La fosse de bitume de Marwell a accueilli une raffinerie de pétrole, construite pour la « United States Corp. of Engineers », qui transformait le pétrole brut extrait de Norman Wells, dans les Territoires du Nord-Ouest. La raffinerie a été en service en 1944 et en 1945, après quoi elle a été fermée et démantelée. Les déchets provenant de la raffinerie ont été entreposés dans ce qu'on appelle aujourd'hui la fosse de bitume de Marwell. Ces activités étaient directement liées à l'effort de guerre déployé par le Canada en appui aux troupes alliées lors de la Deuxième Guerre mondiale.

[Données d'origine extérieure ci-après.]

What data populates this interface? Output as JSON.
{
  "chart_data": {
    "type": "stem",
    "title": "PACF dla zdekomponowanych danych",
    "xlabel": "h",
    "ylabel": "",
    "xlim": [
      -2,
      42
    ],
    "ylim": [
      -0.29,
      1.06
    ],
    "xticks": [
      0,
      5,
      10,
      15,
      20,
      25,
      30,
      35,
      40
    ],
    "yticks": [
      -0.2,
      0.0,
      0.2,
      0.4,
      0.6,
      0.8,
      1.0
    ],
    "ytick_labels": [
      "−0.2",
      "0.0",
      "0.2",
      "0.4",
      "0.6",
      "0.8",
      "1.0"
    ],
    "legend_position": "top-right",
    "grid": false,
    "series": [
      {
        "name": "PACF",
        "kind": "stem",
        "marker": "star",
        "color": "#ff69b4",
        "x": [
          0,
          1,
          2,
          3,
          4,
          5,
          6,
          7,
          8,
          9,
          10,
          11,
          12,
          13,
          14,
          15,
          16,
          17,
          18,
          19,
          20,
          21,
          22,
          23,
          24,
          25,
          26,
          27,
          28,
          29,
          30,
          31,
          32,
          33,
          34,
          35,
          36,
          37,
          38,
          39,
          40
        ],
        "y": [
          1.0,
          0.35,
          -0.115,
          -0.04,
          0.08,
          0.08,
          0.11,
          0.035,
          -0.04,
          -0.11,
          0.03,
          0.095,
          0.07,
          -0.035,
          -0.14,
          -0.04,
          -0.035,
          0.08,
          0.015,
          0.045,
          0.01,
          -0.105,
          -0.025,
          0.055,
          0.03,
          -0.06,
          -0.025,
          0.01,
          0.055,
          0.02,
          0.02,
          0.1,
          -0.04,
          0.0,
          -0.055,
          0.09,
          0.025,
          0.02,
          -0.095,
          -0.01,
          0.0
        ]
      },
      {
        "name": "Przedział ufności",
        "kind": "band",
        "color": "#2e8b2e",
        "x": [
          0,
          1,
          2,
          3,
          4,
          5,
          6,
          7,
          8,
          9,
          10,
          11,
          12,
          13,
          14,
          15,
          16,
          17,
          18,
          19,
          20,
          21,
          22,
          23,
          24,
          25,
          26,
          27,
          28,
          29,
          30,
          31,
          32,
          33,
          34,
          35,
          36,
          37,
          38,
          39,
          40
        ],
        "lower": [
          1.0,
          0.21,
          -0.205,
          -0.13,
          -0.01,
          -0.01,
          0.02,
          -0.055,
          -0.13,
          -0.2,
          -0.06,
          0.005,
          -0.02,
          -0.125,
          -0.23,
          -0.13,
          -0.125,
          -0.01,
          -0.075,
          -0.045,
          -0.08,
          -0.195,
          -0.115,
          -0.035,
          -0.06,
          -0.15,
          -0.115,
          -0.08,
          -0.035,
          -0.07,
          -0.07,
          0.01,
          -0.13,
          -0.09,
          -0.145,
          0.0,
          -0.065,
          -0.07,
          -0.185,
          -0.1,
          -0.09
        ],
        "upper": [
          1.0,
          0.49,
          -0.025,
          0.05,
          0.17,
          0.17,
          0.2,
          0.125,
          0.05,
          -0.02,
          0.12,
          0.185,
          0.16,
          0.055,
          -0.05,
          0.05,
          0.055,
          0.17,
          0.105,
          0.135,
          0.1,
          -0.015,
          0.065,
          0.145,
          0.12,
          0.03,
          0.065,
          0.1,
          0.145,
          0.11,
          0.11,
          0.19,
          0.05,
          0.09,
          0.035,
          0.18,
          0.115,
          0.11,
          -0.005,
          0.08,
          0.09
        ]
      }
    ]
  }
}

Dans le cadre du Budget de 2004, le gouvernement fédéral a prévu 500 millions de dollars pour assumer, de concert avec les gouvernements provinciaux et territoriaux, une partie des coûts inhérents à la restauration de certains sites contaminés situés sur des terres non domaniales. En 2005, le gouvernement fédéral a établi le cadre stratégique pour le financement des projets de restauration des sites contaminés de responsabilité partagée, qui définit des critères d'admissibilité au financement d'une partie des coûts de nettoyage de certains sites contaminés situés sur des terres non domaniales, si la contamination est le résultat direct d'activités menées par le gouvernement fédéral, ou qu'elle est attribuable à ses efforts de protection de la sécurité nationale.

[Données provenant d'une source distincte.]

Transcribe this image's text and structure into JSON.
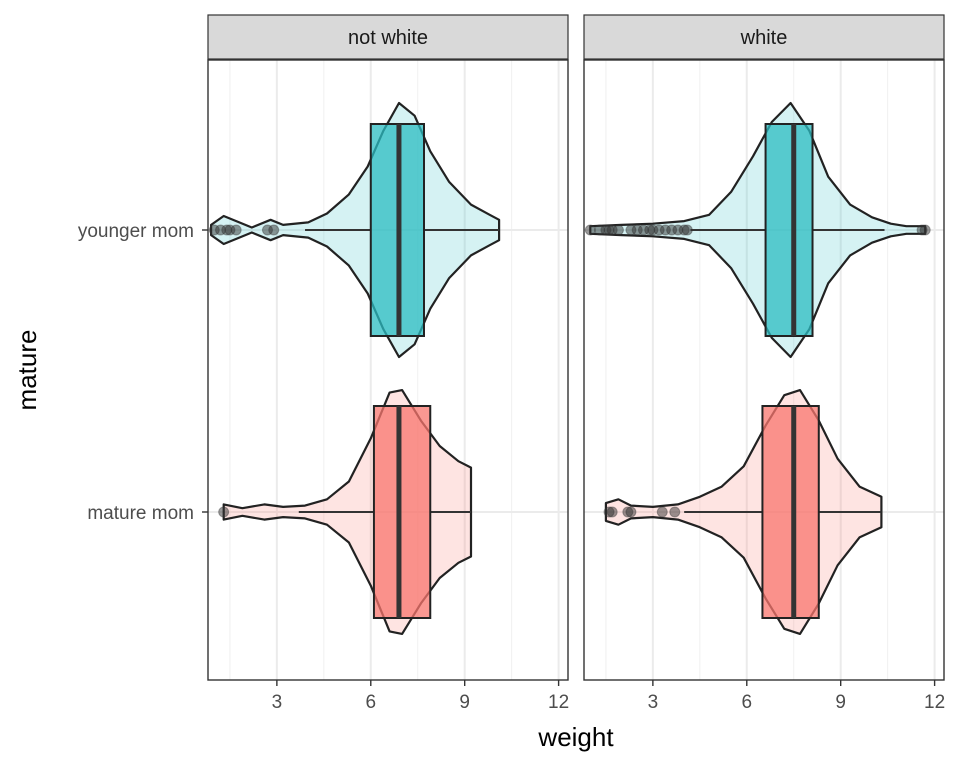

Le mandat du ministère des Affaires indiennes et du Nord canadien (MAINC) en matière d'utilisation et de développement des ressources naturelles dans les trois territoires du Nord du Canada comprend la mise en œuvre de divers programmes et services, dont la gestion des terres, des eaux, des minéraux et des ressources gazières et pétrolières au sein des Territoires du Nord-Ouest et du Nunavut, la protection de l'environnement nordique et la volonté de jouer un rôle de chef de file pour ce qui est des enjeux touchant la région du Nord, notamment les changements climatiques et le transport à grande distance de polluants dans l'Arctique. L'expérience et le savoir-faire des employés des Affaires du Nord ont permis d'améliorer la prestation de services et de programmes se rapportant aux volets Nord et Premières nations/Inuits des activités ministérielles touchant le Programme des sites contaminés du Nord, le Programme de lutte contre les contaminants dans le Nord, les changements climatiques et la mise en œuvre de la stratégie de développement durable du MAINC.

La fosse de bitume de Marwell représente une exception sans équivoque, puisque le gouvernement du Canada n'a pas participé, directement ou indirectement, aux activités ayant mené à la contamination du site, et n'en a pas donné le mandat, directement ou indirectement. À la demande d'Environnement Canada, l'Organisation des affaires du Nord (OAN) du MAINC a été mandatée pour assurer la coordination du projet au nom du gouvernement fédéral en raison de son expérience en matière de sites contaminés dans le Nord du Canada.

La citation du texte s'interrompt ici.